ネットバンキングの不正送金被害における事情と対策萩原栄幸の情報セキュリティ相談室(2/3 ページ)

» 2014年05月16日 07時45分 公開
[萩原栄幸,ITmedia]

基本的な対策は何か

 オンラインバンキングの不正送金対策についてフィッシング対策協議会が、5月12日に「インターネットバンキングの不正送金にあわないためのガイドライン」(関連PDF)を公開した。詳細についてはぜひ参照していただきたいが、基本は次の通りである。

OSのパッチは「自動更新」が望ましい

 Windowsなどのパッチは自動更新されるのが普通である。この設定を適用した方がいい。「しない方がいい」という上級者でもない限りは自動更新にしておくことだ。

ウイルス対策ソフトは必須

 筆者が銀行員時代に調査をした際、なんとウイルス対策ソフトを全くインストールしていないPCからネットバンキングを利用したり、ネットカフェでバンキングを利用している方がいた。これは言語道断である。

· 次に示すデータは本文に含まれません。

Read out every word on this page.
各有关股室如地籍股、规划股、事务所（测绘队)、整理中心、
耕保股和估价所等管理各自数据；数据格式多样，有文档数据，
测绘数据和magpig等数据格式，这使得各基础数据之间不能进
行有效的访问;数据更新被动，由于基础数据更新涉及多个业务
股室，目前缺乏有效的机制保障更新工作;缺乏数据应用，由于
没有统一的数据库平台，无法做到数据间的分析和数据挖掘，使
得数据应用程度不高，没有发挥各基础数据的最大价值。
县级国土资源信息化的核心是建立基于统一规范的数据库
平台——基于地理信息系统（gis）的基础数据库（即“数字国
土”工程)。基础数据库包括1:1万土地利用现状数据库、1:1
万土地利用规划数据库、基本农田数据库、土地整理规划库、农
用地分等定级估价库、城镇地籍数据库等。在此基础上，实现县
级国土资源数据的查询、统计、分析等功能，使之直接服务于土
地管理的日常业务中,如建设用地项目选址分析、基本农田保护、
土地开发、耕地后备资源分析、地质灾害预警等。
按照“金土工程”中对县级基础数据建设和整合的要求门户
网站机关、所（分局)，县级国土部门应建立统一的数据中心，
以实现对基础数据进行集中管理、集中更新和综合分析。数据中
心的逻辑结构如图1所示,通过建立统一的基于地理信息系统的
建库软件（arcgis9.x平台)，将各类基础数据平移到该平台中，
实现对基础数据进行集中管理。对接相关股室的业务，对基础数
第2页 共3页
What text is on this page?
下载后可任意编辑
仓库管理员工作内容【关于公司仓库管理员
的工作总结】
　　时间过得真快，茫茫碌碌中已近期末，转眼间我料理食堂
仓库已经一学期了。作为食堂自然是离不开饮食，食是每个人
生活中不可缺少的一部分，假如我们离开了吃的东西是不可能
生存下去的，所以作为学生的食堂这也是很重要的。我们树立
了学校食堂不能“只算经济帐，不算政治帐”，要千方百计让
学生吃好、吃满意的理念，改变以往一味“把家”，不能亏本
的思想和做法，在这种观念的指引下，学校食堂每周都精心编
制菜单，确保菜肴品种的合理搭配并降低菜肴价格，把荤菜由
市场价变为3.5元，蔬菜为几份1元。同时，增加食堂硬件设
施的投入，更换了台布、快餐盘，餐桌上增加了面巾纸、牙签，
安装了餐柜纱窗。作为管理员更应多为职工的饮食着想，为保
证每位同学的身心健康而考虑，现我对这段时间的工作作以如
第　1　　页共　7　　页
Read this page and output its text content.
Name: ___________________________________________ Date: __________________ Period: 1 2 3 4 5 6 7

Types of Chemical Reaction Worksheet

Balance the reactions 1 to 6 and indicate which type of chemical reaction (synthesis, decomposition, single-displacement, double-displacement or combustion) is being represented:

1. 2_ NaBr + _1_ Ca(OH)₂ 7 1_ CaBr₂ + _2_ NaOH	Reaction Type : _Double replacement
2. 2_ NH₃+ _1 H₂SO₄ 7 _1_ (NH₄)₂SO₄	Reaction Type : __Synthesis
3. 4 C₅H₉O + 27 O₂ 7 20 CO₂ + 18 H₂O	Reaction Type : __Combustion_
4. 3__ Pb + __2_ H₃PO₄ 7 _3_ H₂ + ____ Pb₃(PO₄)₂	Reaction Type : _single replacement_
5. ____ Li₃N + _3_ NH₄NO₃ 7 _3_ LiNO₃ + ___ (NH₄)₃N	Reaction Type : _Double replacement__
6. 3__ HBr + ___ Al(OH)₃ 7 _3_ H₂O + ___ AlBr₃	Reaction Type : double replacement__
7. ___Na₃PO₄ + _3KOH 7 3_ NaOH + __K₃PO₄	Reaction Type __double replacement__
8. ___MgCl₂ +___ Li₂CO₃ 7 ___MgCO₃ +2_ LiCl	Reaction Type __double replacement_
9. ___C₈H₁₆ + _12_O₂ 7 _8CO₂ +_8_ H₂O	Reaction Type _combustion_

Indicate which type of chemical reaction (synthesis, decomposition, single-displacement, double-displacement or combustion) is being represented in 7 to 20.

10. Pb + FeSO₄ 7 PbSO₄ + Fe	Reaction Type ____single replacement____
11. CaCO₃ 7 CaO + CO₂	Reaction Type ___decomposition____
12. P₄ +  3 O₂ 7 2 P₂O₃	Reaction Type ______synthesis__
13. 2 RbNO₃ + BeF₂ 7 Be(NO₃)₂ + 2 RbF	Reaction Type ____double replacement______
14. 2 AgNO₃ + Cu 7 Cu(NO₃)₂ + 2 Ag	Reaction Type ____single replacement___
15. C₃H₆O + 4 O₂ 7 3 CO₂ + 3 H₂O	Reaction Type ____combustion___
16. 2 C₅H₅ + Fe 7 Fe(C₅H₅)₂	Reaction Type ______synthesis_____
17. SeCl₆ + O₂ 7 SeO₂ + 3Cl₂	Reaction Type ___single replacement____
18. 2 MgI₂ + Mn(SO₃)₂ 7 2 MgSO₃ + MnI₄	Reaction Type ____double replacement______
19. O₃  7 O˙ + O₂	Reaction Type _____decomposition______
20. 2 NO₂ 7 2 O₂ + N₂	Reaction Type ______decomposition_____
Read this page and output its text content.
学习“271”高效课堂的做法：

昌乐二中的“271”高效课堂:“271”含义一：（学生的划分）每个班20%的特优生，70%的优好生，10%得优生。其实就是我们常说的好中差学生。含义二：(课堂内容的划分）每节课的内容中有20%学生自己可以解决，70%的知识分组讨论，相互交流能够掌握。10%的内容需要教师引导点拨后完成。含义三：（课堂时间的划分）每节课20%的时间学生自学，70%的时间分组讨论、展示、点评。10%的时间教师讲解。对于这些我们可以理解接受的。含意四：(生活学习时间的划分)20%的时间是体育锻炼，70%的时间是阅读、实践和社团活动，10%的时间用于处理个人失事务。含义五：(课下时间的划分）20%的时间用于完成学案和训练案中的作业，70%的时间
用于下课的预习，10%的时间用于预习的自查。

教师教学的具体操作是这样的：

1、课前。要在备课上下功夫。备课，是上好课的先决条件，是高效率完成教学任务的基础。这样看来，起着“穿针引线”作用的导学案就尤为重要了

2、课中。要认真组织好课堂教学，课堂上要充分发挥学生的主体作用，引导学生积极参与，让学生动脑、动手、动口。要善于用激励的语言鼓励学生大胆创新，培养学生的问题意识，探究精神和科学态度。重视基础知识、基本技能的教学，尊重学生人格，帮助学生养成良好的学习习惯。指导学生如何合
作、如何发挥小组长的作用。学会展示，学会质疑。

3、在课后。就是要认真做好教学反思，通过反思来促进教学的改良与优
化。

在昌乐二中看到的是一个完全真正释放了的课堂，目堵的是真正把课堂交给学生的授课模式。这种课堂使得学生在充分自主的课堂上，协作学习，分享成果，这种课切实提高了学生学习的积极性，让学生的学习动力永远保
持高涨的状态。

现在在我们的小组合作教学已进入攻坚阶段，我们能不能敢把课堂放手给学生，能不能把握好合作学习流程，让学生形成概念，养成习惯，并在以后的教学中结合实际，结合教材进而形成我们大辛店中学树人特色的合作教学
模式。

 比較的多いのは、ウイルス対策ソフトの有効期間を過ぎてもそのまま利用していたというケースである。これも危険なので絶対に避けたい。また、個別に「どれがいいソフトですか?」という相談を受けるが、初心者であれば、まずメジャーな製品であれば問題はないと思う。ネットに様々な比較サイトが存在するものの、一部は怪しいWebサイトもあるので注意してほしい。

ネットバンキングでの入力

 初心者はともかく、普段(例えば週1回行っている振込操作)から実施している操作と少しでも違和感があれば、入力を中止すべきである。急に「システムエラーがありましたので、下記の乱数表の空白部分に正当な利用者であるという証明のため入力をお願いします」ということは絶対に無い。100%偽サイトであるが、エラーが表示されてパニックになる方が多い。

 また、「いま閲覧しているWebサイトが本物か?」をチェックする方法もある。最も簡単なのは、URLが正規のものかを確認しつつ、SSL証明書の内容も確認すること。ただ、慣れていないと難しいだろう。ぜひ一度は、どういう表示なら安心なのかを事前に確認しておくといい。金融機関によって確認方法が違う場合もあり、いきなり確認しようとして慌てることがないようにしたい。

パスワード

 パスワードの現状は、資金移動を伴う場合にほとんどのサービスで2要素認証(3要素認証もある)が用意され、利用者が自分で管理できるのは1つのみというケースが大半である。パスワードを頻繁に変更できる人なら、頻繁に変更した方が良い。

 難しいという人(ルーズな人や高齢者)は、無理に変更する必要はないと思う。振込時にOTPを入力することが多いが、その際のパスワードはトークン(機器)に表示されている数字などを入力するしかない。

 また、一部の金融機関はOTPをメールで通知している。これにはメリット・デメリットがあり、どちらにも共通して言えるのは、「なりすましによって不正送金が行われる最近の詐欺ではどちらも破られてしまうリスクがある」ということだ。